No haze for Maze

Tennessee point guard Bobby Maze likes to rap, so maybe he could arrange a hip-hop version of Johnny Nash's 1972 mega-hit "I Can See Clearly Now." The title couldn't fit Maze any better.

Bobby Maze signed with the Vols after one year at Oklahoma University, a year at Hutchinson (Kansas) Community College and an eye-popping stint in the 2008 Rocky Top Summer League. He was supposed to be an immediate star and lead the Big Orange to a deep run in the NCAA Tournament.

The problem was, Maze was in a haze when it came to running Tennessee's offense. He didn't know the scheme, didn't know his role in it and didn't know his new teammates or their tendencies. The result was a half-decent year that left many fans feeling he underachieved.

As he prepares for Year 2 on The Hill, however, the Maze haze has lifted and he's seeing things a lot more clearly than he did one year ago. That is evident in his preseason play this fall.

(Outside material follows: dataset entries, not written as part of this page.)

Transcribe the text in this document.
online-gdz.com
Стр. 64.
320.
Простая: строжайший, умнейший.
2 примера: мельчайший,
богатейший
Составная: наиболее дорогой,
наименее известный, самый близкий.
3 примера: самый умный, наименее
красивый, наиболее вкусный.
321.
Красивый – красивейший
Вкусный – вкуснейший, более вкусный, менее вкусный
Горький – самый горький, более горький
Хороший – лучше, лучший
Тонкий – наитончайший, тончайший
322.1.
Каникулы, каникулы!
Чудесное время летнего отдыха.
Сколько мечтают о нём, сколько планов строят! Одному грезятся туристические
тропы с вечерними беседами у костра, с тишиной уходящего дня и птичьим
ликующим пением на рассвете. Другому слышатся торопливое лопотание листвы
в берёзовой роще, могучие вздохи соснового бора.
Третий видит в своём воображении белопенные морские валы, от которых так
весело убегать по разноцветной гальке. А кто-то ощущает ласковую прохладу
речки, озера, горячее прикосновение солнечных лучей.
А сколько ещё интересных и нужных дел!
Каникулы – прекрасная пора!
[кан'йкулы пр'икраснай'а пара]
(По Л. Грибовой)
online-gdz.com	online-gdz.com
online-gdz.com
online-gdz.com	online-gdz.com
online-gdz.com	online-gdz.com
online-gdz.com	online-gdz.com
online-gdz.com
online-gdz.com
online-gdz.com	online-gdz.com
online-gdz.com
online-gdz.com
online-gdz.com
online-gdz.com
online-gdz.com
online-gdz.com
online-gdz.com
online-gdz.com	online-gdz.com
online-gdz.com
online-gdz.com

"I think Bobby has done a really good job of making the transition from junior college to Div. 1," UT assistant coach Tony Jones said. "He understands now what we want from our point-guard position. It was almost like on-the-job training last year. We kind of threw him into the fire coming from junior college. Even though he played one year at Oklahoma, playing juco and then playing in the SEC is a big jump."

Maze, a 6-2, 185-pounder from Suitland, Md., seemed to grow frustrated last season. This affected his offense and defense. He should be significantly better this season at both ends of the floor.

"He's doing a better job of understanding pressure," Jones said. "We think he's going to make a huge impact in our pressure defense, something we kind of backed off of last year.

"He's advancing the ball a little bit more, which is something we like to have our point guards do. Back in junior college he was more of a shoot-first, pass-second point guard. We've gotten him to understand that we don't mind him being aggressive offensively but we need for him to examine all of his options and make good decisions. He's been able to do that so far in the preseason."

Maze conceded that he is light-years ahead of where he was one year ago.

"I'm a lot more comfortable," he said. "I know where I'm going to get my shot. Last year, coming in late, I wasn't too sure. Now I know what I've got to do and I'm excited about this upcoming season."

Although he has exceptional quickness, Maze lost a step by being somewhat tentative last season. He's relying more on instinct and less on thinking this year.

"It's a lot easier now," he said. "I had all summer to work on it. I had a chance to watch a lot of game film. With a year in this system, it gives you a chance to know where guys are going to be on the floor and where you can get your shot. It's a lot easier."

The fact he has played a full season of varsity ball and an offseason of pickup ball with his UT teammates has given Maze a much better chemistry and camaraderie with them.

"It makes it a lot better," he said. "Everybody's getting a lot closer, and that's going to make this year a special experience. When I came in last year the other guys already knew what to do. I was trying to learn it, and that was difficult at times. Now I think we've all got it figured out."

Maze is being pushed this preseason by another juco transfer, Melvin Goins of Mount San Jacinto (Calif.) College. The 5-11, 195-pounder missed valuable practice time while recovering from minor knee surgery but should challenge Maze in the months to come.

"Melvin is a very strong physical specimen for a person of his size," Jones said. "He's going to help us in pressuring the ball. He's probably the best person out there as it relates to pressuring the ball."

The key is: Can he run an offense?

"He's going to be able to get the ball up the floor quickly, and he's going to be able to knock down 3-pointers off of ball reversal," Jones said. "You're not going to be able to let him sit out there. Melvin also is going to be very good at breaking down a defense and creating opportunities for others."

Tennessee's point guard play was a disappointment in a 2008-09 season that ended with a first-round NCAA Tournament loss and a 21-13 record. Given their complementary skill sets, Maze and Goins may be able to provide an upgrade at the position in 2009-10.

As Jones put it: "That's a pretty good dichotomy at point guard - to have one that's more offensively aggressive and one that looks to distribute the ball a little bit more."


Tennessee is ranked 10th in the Associated Press preseason 2009-10 college basketball poll, released earlier today. This is the fifth time in school history - second time during the Bruce Pearl era (2005-06 to present - that the Vols made the AP top 10.

Tennessee is ranked 11th in the ESPN/USA Today coaches' poll, also was released today.

Kansas, ranked No. 1 in both polls, visits Knoxville Jan. 10.

Two other SEC teams earned preseason rankings. Kentucky is No. 4 in the AP poll and No. 5 in the coaches' rankings. Mississippi State is No. 18 in the AP and No. 19 in the coaches poll.

Tennessee opens the exhibition portion of its schedule Friday at 7:30 p.m. when it hosts North Alabama. The Vols then host Lincoln Memorial on Nov. 4 before opening the regular season against Austin Peay on Nov. 13.